En réponse à ce refus, l’administration de Donald Trump avait qualifié la société de formation de gauche radicale
et hors de contrôle
. La firme technologique s’était retrouvée inscrite sur la liste des entités représentant un risque pour la chaîne d’approvisionnement et la sécurité nationale, un statut traditionnellement réservé aux entreprises étrangères.
Les limites du jugement et la position d’Anthropic
Malgré ce verdict californien favorable, la situation opérationnelle reste complexe. Le jugement ne concerne qu’une seule des deux procédures engagées par la start-up, la seconde instance se déroulant devant un tribunal fédéral de Washington sans avoir encore rendu son verdict. De surcroît, la mise à l’écart de l’entreprise par le ministère de la Défense demeure active, car elle s’appuie sur des dispositions des marchés publics fédéraux qui n’ont pas été évaluées par le tribunal de San Francisco.

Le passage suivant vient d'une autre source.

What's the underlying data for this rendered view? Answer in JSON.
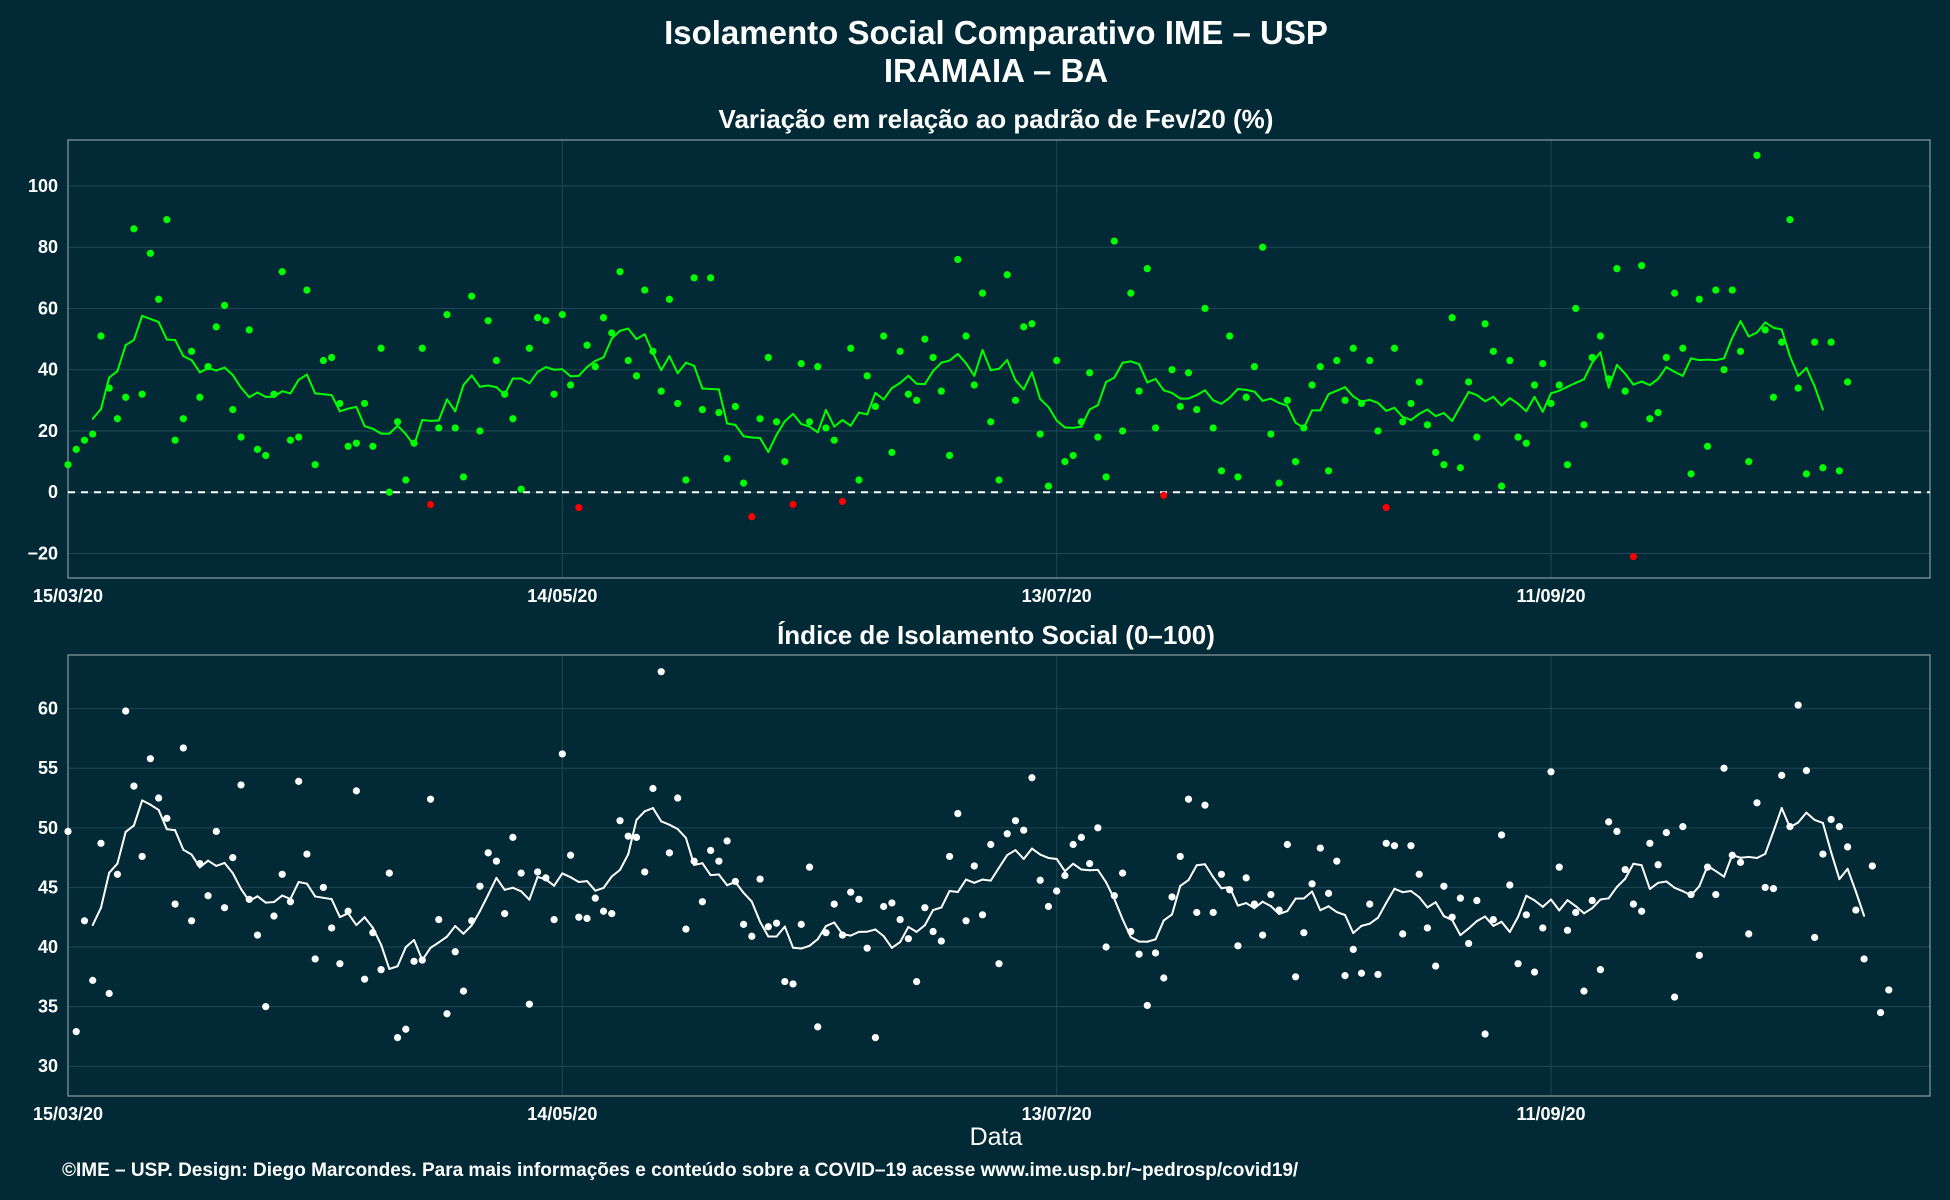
{
  "title_line1": "Isolamento Social Comparativo IME – USP",
  "title_line2": "IRAMAIA – BA",
  "footer": "©IME – USP. Design: Diego Marcondes. Para mais informações e conteúdo sobre a COVID–19 acesse www.ime.usp.br/~pedrosp/covid19/",
  "colors": {
    "background": "#022a36",
    "panel_border": "#8a9aa0",
    "grid": "#1e4654",
    "positive": "#00ff00",
    "negative": "#ff0000",
    "index": "#ffffff"
  },
  "chart_data": [
    {
      "type": "scatter",
      "title": "Variação em relação ao padrão de Fev/20 (%)",
      "xlabel": "",
      "ylabel": "",
      "x_start": "15/03/20",
      "x_end": "27/10/20",
      "x_ticks": [
        "15/03/20",
        "14/05/20",
        "13/07/20",
        "11/09/20"
      ],
      "y_ticks": [
        "-20",
        "0",
        "20",
        "40",
        "60",
        "80",
        "100"
      ],
      "ylim": [
        -28,
        115
      ],
      "reference_line": 0,
      "moving_average": "7-day",
      "grid": true,
      "values": [
        9,
        14,
        17,
        19,
        51,
        34,
        24,
        31,
        86,
        32,
        78,
        63,
        89,
        17,
        24,
        46,
        31,
        41,
        54,
        61,
        27,
        18,
        53,
        14,
        12,
        32,
        72,
        17,
        18,
        66,
        9,
        43,
        44,
        29,
        15,
        16,
        29,
        15,
        47,
        0,
        23,
        4,
        16,
        47,
        -4,
        21,
        58,
        21,
        5,
        64,
        20,
        56,
        43,
        32,
        24,
        1,
        47,
        57,
        56,
        32,
        58,
        35,
        -5,
        48,
        41,
        57,
        52,
        72,
        43,
        38,
        66,
        46,
        33,
        63,
        29,
        4,
        70,
        27,
        70,
        26,
        11,
        28,
        3,
        -8,
        24,
        44,
        23,
        10,
        -4,
        42,
        23,
        41,
        21,
        17,
        -3,
        47,
        4,
        38,
        28,
        51,
        13,
        46,
        32,
        30,
        50,
        44,
        33,
        12,
        76,
        51,
        35,
        65,
        23,
        4,
        71,
        30,
        54,
        55,
        19,
        2,
        43,
        10,
        12,
        23,
        39,
        18,
        5,
        82,
        20,
        65,
        33,
        73,
        21,
        -1,
        40,
        28,
        39,
        27,
        60,
        21,
        7,
        51,
        5,
        31,
        41,
        80,
        19,
        3,
        30,
        10,
        21,
        35,
        41,
        7,
        43,
        30,
        47,
        29,
        43,
        20,
        -5,
        47,
        23,
        29,
        36,
        22,
        13,
        9,
        57,
        8,
        36,
        18,
        55,
        46,
        2,
        43,
        18,
        16,
        35,
        42,
        29,
        35,
        9,
        60,
        22,
        44,
        51,
        37,
        73,
        33,
        -21,
        74,
        24,
        26,
        44,
        65,
        47,
        6,
        63,
        15,
        66,
        40,
        66,
        46,
        10,
        110,
        53,
        31,
        49,
        89,
        34,
        6,
        49,
        8,
        49,
        7,
        36
      ]
    },
    {
      "type": "scatter",
      "title": "Índice de Isolamento Social (0–100)",
      "xlabel": "Data",
      "ylabel": "",
      "x_start": "15/03/20",
      "x_end": "27/10/20",
      "x_ticks": [
        "15/03/20",
        "14/05/20",
        "13/07/20",
        "11/09/20"
      ],
      "y_ticks": [
        "30",
        "35",
        "40",
        "45",
        "50",
        "55",
        "60"
      ],
      "ylim": [
        27.5,
        64.5
      ],
      "moving_average": "7-day",
      "grid": true,
      "values": [
        49.7,
        32.9,
        42.2,
        37.2,
        48.7,
        36.1,
        46.1,
        59.8,
        53.5,
        47.6,
        55.8,
        52.5,
        50.8,
        43.6,
        56.7,
        42.2,
        47,
        44.3,
        49.7,
        43.3,
        47.5,
        53.6,
        44,
        41,
        35,
        42.6,
        46.1,
        43.8,
        53.9,
        47.8,
        39,
        45,
        41.6,
        38.6,
        43,
        53.1,
        37.3,
        41.2,
        38.1,
        46.2,
        32.4,
        33.1,
        38.8,
        38.9,
        52.4,
        42.3,
        34.4,
        39.6,
        36.3,
        42.2,
        45.1,
        47.9,
        47.2,
        42.8,
        49.2,
        46.2,
        35.2,
        46.3,
        45.8,
        42.3,
        56.2,
        47.7,
        42.5,
        42.4,
        44.1,
        43,
        42.8,
        50.6,
        49.3,
        49.2,
        46.3,
        53.3,
        63.1,
        47.9,
        52.5,
        41.5,
        47.2,
        43.8,
        48.1,
        47.2,
        48.9,
        45.5,
        41.9,
        40.9,
        45.7,
        41.7,
        42,
        37.1,
        36.9,
        41.9,
        46.7,
        33.3,
        41.2,
        43.6,
        41,
        44.6,
        44,
        39.9,
        32.4,
        43.4,
        43.7,
        42.3,
        40.7,
        37.1,
        43.3,
        41.3,
        40.5,
        47.6,
        51.2,
        42.2,
        46.8,
        42.7,
        48.6,
        38.6,
        49.5,
        50.6,
        49.8,
        54.2,
        45.6,
        43.4,
        44.7,
        46,
        48.6,
        49.2,
        47,
        50,
        40,
        44.3,
        46.2,
        41.3,
        39.4,
        35.1,
        39.5,
        37.4,
        44.2,
        47.6,
        52.4,
        42.9,
        51.9,
        42.9,
        46.1,
        44.8,
        40.1,
        45.8,
        43.6,
        41,
        44.4,
        43.1,
        48.6,
        37.5,
        41.2,
        45.3,
        48.3,
        44.5,
        47.2,
        37.6,
        39.8,
        37.8,
        43.6,
        37.7,
        48.7,
        48.5,
        41.1,
        48.5,
        46.1,
        41.6,
        38.4,
        45.1,
        42.5,
        44.1,
        40.3,
        43.9,
        32.7,
        42.3,
        49.4,
        45.2,
        38.6,
        42.7,
        37.9,
        41.6,
        54.7,
        46.7,
        41.4,
        42.9,
        36.3,
        43.9,
        38.1,
        50.5,
        49.7,
        46.5,
        43.6,
        43,
        48.7,
        46.9,
        49.6,
        35.8,
        50.1,
        44.4,
        39.3,
        46.7,
        44.4,
        55,
        47.7,
        47.1,
        41.1,
        52.1,
        45,
        44.9,
        54.4,
        50.1,
        60.3,
        54.8,
        40.8,
        47.8,
        50.7,
        50.1,
        48.4,
        43.1,
        39,
        46.8,
        34.5,
        36.4
      ]
    }
  ]
}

Les liens entre les deux parties n’avaient d’ailleurs pas été totalement rompus. Le Pentagone continuait de faire appel aux modèles de la société pour ses opérations classifiées, tout en préparant une transition vers d’autres prestataires. En parallèle, Anthropic avait accordé au gouvernement l’accès à son modèle le plus perfectionné, baptisé Mythos, destiné à consolider la sécurité informatique.
Un porte-parole d’Anthropic, via l’AFP, a déclaré que l’entreprise reste concentrée sur une collaboration productive avec le gouvernement pour mettre l’IA au service de notre sécurité nationale, afin que tous les Américains bénéficient de cette technologie.
De son côté, le directeur général Dario Amodei a défendu la trajectoire de son groupe face aux critiques formulées au sein de la Silicon Valley et au-delà. Interrogé par l’agence Bloomberg en juin, le dirigeant a estimé qu’il n’était pas nécessaire de triompher si cela impliquait que cela ne vaut pas le coup de voir les démocraties triompher si elles utilisent ces moyens, tout en ajoutant que cette épreuve médiatique a permis d’attirer l’attention sur ces sujets.